This essay, by Emma from Columbine High School, is one of the top five finalists for our scholarship. Be sure to share your thoughts in the comment section below this post!
This winter, I got my car stuck in the snow because I drove it backwards and got scared that I was going to hit the power box, so I swerved into a snowbank. After fifteen minutes of trying desperately to get out, I dug around in my garage for orange cones and put them up around my car, a defeated person.
Slowly, my neighbors came emerging from their houses. Almost all of my neighbors came over and asked me if I needed help getting my car unstuck, or if I wanted a ride to my school on the other side of town. They all took time out of their busy mornings to offer to help me out, and every single person was entirely sincere.
I love Littleton because of its sense of community. I have so many anecdotes about neighbors, even outside my cul de sac, all banding together to help each other out. People even streets away knew my cat and would call us every time he went missing, giving us information or asking if we’d found him yet. Anonymous donors gave my elementary school the money to send everyone to Outdoor Lab when I was in sixth grade. I’ve seen someone come in late to school because he stopped at a car accident to make sure that everyone was okay. Neighbors isn’t an issue of proximity in Littleton–we’re all neighbors. We all care for each other.

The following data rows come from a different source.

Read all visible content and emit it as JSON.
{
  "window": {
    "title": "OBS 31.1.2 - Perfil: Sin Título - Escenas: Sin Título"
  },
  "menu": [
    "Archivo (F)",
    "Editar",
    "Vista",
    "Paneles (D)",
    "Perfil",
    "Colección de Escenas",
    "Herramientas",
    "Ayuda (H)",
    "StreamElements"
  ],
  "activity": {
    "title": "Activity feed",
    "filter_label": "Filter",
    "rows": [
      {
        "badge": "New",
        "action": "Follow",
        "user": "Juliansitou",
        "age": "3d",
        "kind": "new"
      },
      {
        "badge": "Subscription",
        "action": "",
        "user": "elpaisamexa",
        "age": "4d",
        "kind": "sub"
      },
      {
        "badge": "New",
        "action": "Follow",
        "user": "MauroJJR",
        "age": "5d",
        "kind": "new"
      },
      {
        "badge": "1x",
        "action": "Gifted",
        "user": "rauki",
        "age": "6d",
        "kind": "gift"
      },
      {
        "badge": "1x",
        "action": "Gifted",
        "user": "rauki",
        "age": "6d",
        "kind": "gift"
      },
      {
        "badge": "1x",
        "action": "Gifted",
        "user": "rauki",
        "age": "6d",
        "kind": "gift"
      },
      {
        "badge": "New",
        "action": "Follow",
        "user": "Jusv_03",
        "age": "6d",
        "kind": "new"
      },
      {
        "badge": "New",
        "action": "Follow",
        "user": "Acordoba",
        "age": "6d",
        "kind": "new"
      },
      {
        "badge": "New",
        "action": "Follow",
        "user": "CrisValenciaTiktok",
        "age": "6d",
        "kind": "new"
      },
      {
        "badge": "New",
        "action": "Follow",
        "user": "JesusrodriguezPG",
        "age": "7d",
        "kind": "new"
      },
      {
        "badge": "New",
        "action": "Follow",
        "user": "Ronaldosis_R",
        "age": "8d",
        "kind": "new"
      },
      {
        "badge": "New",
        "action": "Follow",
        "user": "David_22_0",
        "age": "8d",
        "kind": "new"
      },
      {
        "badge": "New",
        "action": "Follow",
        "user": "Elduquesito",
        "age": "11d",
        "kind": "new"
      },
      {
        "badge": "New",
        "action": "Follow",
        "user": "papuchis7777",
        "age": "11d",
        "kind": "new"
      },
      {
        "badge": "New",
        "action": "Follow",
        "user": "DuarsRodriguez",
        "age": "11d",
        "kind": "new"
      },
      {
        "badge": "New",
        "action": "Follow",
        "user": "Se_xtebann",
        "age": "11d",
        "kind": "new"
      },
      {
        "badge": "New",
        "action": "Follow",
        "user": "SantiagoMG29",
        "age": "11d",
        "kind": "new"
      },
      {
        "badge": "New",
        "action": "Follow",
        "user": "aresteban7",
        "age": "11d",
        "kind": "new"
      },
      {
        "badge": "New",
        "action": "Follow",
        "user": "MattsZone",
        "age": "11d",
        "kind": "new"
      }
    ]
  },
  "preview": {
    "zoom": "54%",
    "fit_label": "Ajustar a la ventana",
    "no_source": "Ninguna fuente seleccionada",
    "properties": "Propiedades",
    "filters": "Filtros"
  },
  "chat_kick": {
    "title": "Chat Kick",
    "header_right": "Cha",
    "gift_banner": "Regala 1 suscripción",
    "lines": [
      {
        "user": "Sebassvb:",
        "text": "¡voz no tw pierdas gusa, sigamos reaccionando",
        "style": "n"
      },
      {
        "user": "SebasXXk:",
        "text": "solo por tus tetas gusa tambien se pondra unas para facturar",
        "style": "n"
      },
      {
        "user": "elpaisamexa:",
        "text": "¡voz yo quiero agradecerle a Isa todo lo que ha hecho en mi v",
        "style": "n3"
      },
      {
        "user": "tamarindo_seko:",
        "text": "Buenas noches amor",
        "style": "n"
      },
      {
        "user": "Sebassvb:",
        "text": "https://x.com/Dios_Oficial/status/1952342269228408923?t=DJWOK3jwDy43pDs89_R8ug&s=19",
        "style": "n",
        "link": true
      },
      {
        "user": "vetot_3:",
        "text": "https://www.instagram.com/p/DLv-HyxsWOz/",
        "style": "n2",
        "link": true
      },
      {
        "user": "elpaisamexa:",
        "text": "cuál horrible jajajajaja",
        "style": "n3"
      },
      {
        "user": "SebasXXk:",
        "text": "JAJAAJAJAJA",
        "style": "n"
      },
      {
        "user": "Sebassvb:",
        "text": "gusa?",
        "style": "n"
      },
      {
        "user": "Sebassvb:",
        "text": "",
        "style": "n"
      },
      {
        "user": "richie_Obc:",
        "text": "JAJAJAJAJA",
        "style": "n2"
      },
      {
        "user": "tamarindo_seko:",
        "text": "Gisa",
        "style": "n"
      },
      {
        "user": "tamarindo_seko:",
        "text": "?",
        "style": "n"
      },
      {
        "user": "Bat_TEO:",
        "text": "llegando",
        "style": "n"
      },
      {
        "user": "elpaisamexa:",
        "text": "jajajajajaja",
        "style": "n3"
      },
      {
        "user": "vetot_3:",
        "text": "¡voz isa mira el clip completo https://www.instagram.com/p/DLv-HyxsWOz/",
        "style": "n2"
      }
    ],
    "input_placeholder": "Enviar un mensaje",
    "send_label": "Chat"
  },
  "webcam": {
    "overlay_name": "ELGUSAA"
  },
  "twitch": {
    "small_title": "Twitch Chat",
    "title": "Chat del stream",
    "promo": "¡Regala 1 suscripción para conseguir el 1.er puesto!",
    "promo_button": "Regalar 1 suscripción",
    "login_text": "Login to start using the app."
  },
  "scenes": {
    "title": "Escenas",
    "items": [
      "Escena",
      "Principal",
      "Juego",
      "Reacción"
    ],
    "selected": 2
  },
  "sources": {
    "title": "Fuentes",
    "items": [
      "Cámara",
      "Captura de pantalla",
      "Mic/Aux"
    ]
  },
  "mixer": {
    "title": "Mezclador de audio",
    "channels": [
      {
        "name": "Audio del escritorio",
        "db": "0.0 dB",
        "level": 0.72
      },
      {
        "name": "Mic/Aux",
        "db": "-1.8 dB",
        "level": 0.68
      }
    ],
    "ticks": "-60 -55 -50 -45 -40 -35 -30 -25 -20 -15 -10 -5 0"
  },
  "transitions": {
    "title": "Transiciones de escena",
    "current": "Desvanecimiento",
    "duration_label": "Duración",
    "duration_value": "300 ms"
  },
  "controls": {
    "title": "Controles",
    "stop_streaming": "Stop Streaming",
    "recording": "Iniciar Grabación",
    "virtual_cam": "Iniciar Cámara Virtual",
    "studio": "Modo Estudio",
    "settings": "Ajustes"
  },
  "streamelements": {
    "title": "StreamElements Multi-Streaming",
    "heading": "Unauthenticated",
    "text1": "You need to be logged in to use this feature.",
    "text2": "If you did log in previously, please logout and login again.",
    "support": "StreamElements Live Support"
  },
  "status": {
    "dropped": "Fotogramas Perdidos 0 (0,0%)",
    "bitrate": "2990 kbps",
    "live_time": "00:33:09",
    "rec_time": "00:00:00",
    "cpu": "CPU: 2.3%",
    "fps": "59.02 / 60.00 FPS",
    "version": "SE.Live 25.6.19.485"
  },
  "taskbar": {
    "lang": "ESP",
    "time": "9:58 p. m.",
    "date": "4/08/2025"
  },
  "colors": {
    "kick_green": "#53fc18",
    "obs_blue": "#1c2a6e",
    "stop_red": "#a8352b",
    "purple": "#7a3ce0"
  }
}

I can’t go anywhere in this town without seeing someone I know. My friend’s dad is also my teacher, so I’ll see him at his house. I’ll see people from my old elementary school at Virgilio’s. I’ll see my old dance teacher at King Soopers. Not to mention the relationships I’ve built simply being a customer throughout Littleton: Mark from Tamale Kitchen has watched me grow up and I talked to Lina from Dillards more than my grandma.
Littleton’s sense of community is especially clear at community events. The Summerset Festival was something I loved attending when I was a kid. It gave me a reason to look forward to September, a month otherwise associated with going back to school. That festival brought together the whole community for us to all have fun together. It was a place to see local artists and make new friends in a place where my parents felt safe enough to let me roam. Now, I get to watch that fun happen while I volunteer at a soda booth for Key Club. No matter what age someone is, all Littleton residents have a place at the Summerset Festival.
Schools are also a strong demonstration of Littleton’s sense of community. The Chaktoabine dance is held every winter and it is a chance for Chatfield, Dakota Ridge, and Columbine to all get together as part of the Littleton community and enjoy a night all together. It’s a way to celebrate the good-spirited rivalry between us and how we’re all connected. There’s also a program between theater departments at schools like Columbine, Bear Creek, and Lakewood set up so that we can all go to each other’s shows and cheer each other on. We cheer for each other louder than anyone else in the audience, and we make sure to congratulate people by name when we see them afterwards. Littleton is a community that believes in whole-hearted, wildly jubilant support.
While we’re a community that celebrates together, we’re also a community that bands together during hard times. When I casually mentioned my parent’s divorce to a girl I’d just met at a babysitting night, she hugged me and apologized and said that she was available for me to talk to anytime. In the aftermath of the tragedy at Columbine, Chatfield stopped being a true rival and welcomed the students and teachers with open arms and love. That’s the sort of kindness unique to Littleton, genuine and healing. Even today, as my school prepares for the Day of Service, it comes from the belief that neighbors help each other through dark times.
I love Littleton for our community. This town is where family begins, it’s the roots you come back to, it’s home. It’s love. It’s taught me that the most important part of any place I live will be the people I meet because they will make me better. They will make me complete.